Bref, notre cerveau serait beaucoup plus compétent que ce que pouvait laisser croire l’expérience de 1999.
Des retombées dans différents domaines
Le chercheur Pascal Wallisch souligne que son étude pourrait avoir des implications dans divers domaines. Par exemple, les illusionnistes utilisent inconsciemment cette tactique de vitesse pour diriger l’attention du public vers une main plutôt que l’autre, qui est en train de faire une manipulation magique.
Dans le domaine aéronautique, le tableau de bord d’un avion est illuminé de toute part. En faisant bouger rapidement un élément, on pourrait capter l’attention des pilotes lors de manœuvres critiques.

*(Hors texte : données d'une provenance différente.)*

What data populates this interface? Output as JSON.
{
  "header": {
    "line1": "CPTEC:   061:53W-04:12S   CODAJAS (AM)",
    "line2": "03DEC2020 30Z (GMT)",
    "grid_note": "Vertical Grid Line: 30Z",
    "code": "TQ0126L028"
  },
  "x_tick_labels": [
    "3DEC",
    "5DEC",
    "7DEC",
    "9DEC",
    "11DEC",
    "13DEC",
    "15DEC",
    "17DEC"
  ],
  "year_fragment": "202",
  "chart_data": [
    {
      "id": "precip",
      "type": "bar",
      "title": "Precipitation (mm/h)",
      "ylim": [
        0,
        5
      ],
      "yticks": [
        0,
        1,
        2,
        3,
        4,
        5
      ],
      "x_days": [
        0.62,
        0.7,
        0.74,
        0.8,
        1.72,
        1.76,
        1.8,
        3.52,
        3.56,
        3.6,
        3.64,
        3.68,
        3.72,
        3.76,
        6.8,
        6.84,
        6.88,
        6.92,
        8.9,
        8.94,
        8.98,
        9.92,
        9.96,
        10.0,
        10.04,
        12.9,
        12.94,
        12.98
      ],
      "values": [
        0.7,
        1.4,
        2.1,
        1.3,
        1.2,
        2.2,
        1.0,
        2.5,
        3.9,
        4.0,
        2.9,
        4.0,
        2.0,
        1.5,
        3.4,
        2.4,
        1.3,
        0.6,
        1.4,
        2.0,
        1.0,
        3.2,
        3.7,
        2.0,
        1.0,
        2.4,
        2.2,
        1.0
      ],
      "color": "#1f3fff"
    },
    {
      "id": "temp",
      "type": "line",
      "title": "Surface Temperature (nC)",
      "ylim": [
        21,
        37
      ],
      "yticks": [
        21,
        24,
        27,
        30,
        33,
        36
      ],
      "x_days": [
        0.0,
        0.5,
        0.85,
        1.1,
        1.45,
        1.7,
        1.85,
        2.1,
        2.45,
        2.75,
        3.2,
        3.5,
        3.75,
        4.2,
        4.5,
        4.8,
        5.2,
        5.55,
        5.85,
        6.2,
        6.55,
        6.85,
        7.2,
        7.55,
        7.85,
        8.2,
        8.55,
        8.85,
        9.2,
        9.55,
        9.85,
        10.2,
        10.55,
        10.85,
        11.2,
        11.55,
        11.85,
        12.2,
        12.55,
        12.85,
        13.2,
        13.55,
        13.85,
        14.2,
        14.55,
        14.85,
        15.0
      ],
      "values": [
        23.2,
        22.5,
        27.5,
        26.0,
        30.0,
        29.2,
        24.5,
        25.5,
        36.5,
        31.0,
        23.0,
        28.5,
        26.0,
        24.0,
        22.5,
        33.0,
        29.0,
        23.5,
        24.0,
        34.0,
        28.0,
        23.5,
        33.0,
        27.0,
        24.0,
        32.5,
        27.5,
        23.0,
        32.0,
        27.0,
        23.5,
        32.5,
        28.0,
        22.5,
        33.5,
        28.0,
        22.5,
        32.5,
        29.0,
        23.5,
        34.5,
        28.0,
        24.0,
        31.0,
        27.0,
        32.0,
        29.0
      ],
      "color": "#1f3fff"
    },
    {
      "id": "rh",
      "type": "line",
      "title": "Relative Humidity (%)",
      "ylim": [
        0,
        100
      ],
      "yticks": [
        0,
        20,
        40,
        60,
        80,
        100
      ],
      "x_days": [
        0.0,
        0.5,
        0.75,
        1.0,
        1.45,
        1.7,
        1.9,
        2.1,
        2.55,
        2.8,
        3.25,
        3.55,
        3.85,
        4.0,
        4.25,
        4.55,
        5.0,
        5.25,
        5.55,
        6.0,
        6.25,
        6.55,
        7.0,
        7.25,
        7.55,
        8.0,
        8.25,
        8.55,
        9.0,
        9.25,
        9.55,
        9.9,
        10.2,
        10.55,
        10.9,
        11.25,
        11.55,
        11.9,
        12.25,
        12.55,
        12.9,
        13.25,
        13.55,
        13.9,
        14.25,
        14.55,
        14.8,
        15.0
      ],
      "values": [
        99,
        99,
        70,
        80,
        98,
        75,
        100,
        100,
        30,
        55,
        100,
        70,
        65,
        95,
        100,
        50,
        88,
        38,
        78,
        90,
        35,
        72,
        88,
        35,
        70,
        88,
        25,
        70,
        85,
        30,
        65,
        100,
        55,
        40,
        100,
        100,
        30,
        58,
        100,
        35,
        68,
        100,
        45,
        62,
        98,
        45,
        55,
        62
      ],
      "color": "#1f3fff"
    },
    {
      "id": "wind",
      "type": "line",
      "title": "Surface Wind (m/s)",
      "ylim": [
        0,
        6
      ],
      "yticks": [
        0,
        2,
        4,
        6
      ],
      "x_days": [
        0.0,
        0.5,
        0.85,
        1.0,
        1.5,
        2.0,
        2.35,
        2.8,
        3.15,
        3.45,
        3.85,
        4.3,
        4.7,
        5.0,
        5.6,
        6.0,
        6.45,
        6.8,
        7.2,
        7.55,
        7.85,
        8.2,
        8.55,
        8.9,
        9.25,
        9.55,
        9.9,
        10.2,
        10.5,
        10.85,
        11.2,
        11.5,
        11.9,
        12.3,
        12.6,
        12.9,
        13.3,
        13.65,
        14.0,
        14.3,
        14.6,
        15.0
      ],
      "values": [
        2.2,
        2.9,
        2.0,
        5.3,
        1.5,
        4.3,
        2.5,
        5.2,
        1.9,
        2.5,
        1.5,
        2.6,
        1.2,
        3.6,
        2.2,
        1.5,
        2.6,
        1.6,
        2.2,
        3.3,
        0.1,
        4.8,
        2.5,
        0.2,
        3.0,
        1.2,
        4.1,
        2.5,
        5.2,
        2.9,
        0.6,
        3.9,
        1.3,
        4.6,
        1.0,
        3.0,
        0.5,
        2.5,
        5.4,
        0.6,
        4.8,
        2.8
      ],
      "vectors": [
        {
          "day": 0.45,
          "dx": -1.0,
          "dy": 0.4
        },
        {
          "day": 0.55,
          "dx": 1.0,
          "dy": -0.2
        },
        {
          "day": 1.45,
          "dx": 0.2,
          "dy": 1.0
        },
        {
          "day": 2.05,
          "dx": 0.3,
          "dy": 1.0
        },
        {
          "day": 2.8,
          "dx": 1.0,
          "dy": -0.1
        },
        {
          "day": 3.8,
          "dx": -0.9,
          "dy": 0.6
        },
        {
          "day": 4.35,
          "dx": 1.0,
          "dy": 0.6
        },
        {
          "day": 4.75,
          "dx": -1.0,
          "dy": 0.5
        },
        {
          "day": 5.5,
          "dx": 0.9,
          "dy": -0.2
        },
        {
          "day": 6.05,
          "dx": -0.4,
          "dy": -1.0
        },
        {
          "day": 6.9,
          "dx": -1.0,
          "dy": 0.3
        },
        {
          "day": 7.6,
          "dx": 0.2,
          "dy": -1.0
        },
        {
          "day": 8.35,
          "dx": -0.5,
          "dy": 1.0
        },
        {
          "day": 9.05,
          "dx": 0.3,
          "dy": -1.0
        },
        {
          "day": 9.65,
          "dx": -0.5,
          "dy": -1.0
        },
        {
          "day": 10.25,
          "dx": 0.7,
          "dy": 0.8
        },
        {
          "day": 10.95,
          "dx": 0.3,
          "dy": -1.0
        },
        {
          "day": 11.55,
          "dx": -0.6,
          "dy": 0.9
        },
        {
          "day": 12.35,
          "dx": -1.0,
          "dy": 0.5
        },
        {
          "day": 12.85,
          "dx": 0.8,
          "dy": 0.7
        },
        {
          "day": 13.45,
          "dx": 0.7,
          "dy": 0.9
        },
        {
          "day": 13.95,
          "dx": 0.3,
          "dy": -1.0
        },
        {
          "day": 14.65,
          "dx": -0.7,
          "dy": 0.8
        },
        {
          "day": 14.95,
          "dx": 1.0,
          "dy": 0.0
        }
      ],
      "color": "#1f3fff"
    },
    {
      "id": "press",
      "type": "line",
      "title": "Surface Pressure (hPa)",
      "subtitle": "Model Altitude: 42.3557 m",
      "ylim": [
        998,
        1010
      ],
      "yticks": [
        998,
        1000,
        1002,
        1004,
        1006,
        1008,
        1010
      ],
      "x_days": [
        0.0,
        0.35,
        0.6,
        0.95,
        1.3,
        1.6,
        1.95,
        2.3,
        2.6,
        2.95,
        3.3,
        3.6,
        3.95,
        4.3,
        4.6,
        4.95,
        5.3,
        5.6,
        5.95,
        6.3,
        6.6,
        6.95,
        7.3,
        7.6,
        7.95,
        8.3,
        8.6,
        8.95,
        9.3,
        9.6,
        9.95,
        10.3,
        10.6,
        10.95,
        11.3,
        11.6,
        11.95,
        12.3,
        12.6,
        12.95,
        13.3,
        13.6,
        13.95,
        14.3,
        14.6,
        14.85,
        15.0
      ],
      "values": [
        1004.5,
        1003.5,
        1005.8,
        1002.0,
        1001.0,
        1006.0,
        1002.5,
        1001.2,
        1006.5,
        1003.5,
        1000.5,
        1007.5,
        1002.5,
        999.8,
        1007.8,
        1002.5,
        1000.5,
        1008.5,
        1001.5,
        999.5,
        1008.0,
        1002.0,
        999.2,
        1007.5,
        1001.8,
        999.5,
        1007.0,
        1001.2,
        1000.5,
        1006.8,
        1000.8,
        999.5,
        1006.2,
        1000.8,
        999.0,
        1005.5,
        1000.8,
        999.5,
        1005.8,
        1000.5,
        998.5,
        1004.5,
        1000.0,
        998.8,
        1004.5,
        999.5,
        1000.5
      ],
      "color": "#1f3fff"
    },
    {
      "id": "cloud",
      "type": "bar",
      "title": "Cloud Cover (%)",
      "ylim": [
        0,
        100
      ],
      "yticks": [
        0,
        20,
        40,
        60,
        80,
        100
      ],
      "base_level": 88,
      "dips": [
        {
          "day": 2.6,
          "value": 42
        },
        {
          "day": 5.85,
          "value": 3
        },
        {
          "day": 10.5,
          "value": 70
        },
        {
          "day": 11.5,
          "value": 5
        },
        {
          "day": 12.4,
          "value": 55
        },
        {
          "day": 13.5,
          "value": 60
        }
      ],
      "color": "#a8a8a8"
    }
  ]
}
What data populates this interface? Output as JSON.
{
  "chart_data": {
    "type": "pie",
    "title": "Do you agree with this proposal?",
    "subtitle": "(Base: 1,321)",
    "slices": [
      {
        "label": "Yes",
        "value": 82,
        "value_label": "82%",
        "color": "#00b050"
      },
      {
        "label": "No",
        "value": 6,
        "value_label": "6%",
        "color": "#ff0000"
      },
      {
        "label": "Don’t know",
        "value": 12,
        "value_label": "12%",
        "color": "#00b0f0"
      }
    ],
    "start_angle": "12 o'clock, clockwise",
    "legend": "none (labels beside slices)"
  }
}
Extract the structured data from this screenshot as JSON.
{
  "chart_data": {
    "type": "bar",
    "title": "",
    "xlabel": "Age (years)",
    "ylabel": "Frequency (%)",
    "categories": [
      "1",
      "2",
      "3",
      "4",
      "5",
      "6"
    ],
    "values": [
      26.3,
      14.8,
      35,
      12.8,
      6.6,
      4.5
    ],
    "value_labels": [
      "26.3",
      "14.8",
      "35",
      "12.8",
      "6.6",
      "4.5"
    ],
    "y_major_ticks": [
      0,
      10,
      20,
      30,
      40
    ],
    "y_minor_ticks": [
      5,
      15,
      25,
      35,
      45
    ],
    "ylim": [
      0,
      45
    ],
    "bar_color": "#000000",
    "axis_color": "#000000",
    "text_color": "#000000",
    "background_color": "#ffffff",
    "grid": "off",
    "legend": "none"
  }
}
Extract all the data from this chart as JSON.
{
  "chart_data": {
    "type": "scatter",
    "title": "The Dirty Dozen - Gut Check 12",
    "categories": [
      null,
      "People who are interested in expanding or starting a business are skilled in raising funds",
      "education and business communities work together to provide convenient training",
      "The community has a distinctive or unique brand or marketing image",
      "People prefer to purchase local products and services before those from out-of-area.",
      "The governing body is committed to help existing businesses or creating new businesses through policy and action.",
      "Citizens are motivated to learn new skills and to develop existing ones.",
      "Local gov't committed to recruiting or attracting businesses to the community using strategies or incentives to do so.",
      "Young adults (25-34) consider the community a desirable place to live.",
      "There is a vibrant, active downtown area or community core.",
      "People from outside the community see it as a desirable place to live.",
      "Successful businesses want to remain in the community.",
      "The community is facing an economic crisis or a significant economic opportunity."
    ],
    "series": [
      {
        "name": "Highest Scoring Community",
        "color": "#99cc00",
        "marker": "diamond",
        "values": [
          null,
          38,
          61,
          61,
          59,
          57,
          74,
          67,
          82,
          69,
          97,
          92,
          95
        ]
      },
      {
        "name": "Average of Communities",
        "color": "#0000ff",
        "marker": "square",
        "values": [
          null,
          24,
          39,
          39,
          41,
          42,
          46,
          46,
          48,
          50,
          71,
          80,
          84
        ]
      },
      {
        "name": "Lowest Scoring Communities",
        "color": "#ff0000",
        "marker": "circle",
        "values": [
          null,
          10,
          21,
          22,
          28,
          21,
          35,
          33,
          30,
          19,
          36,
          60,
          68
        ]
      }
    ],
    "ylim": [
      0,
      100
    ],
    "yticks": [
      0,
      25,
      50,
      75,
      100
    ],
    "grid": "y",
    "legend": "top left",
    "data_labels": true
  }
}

À la suite de cette étude, le chercheur du NYU envisage d’explorer les mécanismes d’attention chez les personnes qui souffrent d’un TDAH. « Ce n’est qu’une hypothèse, mais les individus ayant un trouble du déficit de l’attention seraient peut-être plus facilement distraits par des mouvements lents que ceux qui n’ont pas de TDAH », suppose-t-il.